Difformità edilizie totali e parziali: il Consiglio di Stato chiarisce la differenza

La sentenza del Consiglio di Stato chiarisce la differenza che esiste tra difformità edilizie totali e parziali, colmando un vuoto del d.P.R. n. 380/2001 (Testo Unico Edilizia)

di Gianluca Oreto - 18/10/2024

Il quadro normativo di riferimento

Preliminarmente il Consiglio di Stato ricostruisce il quadro normativo edilizio, partendo dalla Legge urbanistica n. 1150 del 1942, sia nel suo testo originario che in quello innovato dalla Legge n. 765 del 1967 (Legge Ponte)

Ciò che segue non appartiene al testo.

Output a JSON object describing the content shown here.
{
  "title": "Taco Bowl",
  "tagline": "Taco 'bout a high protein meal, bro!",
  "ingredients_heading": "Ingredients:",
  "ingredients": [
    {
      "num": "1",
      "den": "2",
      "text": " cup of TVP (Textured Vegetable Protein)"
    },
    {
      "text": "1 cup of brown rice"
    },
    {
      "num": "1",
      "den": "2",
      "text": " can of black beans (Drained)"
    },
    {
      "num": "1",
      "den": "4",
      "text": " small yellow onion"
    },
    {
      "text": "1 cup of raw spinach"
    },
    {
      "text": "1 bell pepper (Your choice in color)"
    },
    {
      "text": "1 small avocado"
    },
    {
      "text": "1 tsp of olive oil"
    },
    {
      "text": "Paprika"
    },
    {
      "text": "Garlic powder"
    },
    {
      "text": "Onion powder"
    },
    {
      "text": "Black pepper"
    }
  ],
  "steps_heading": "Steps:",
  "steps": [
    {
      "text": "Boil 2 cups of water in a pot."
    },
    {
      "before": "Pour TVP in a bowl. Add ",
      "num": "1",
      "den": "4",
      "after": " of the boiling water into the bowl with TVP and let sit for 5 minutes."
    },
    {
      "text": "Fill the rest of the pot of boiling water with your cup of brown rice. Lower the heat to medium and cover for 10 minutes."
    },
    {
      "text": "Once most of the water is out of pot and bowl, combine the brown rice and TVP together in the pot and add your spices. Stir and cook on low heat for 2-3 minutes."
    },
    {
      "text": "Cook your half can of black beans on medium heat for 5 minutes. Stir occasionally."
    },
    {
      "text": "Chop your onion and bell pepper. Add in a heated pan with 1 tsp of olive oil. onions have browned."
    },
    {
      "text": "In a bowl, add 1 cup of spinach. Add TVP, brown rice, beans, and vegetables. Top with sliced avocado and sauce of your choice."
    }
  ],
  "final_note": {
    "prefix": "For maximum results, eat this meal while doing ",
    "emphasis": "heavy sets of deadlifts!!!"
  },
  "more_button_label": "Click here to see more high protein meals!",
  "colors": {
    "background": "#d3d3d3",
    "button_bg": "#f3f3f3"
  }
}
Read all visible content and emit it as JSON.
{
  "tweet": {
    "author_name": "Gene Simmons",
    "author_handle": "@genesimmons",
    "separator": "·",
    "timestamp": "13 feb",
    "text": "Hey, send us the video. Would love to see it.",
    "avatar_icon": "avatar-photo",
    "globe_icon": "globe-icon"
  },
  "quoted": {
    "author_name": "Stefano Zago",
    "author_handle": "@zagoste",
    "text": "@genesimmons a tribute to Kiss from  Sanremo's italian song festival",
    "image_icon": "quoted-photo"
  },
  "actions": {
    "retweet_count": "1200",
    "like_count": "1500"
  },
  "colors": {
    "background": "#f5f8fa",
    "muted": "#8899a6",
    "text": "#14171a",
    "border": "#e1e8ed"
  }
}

In particolare, la Legge n. 1150/1942 ha sempre previsto che il committente titolare della licenza edilizia, il direttore dei lavori (quest’ultimo a partire dalla disciplina introdotta nel 1967), nonché l’assuntore dei lavori fossero «responsabili di ogni inosservanza così delle norme generali di legge e di regolamento come delle modalità esecutive che siano fissate nella licenza di costruzione».

A garanzia del rispetto di tale disciplina, il podestà, prima, e il sindaco, poi, avevano il compito di vigilare sull’attività edilizia e dovevano ordinare l’immediata sospensione dei lavori con riserva dei provvedimenti che risultassero necessari per la modifica delle costruzioni o per la rimessa in pristino.

Con la legge n. 10 del 1977 (Legge Bucalossi), il regime sanzionatorio è stato semplicemente graduato secondo uno schema generale tuttora vigente:

  • le opere eseguite in assenza di concessione o in totale difformità dalla stessa dovevano essere demolite a spese del proprietario o del costruttore;
  • le opere realizzate in parziale difformità dovevano essere demolite a spese del concessionario, ma, ove non potessero essere rimosse senza pregiudizio per le parti conformi, il concessionario restava assoggettato a una sanzione amministrativa pecuniaria.

A tale schema è stato successivamente aggiunta la differenziazione tra variazioni essenziali e non essenziali, introdotta dagli artt. 7 e 8 della legge 28 febbraio 1985, n. 47 (Norme in materia di controllo dell’attività urbanistico-edilizia, sanzioni, recupero e sanatoria delle opere edilizie), di seguito trasfusi negli artt. 31 e 32 d.P.R. n. 380 del 2001.

La Corte Costituzionale (sentenza n. 217/2022) ha chiarito che “le variazioni essenziali vengono assoggettate al più severo regime sanzionatorio proprio della totale difformità, mentre quelle non essenziali restano ascritte al vizio della parziale difformità, correlato alle sanzioni stabilite, all’epoca, dall’art. 12 della legge n. 47 del 1985 e, di seguito, dall’art. 34 t.u. edilizia».

Tali differenze non sfuggono neanche al regime introdotto dal D.L. n. 133/2014 che ha inserito il comma 2-bis nell’art. 22 del TUE, in cui viene contemplata la possibilità di presentare una segnalazione certificata d’inizio attività (SCIA) in caso di varianti al permesso di costruire che non costituiscano variazioni essenziali, se realizzate in corso di esecuzione dei lavori.

La legittimità delle opere in parola sussiste, pertanto, soltanto a condizione che la SCIA inerente alle varianti al permesso di costruire sia comunicata a fine lavori, tramite attestazione del professionista. Di conseguenza, la citata disciplina non può risolvere il problema delle variazioni non essenziali che non soddisfino tale condizione, le quali continueranno a costituire una parziale difformità ai sensi dell’art. 34 t.u. edilizia, salva l’eventuale sanatoria di cui all’art. 36 t.u. edilizia, ove ne ricorrano i presupposti.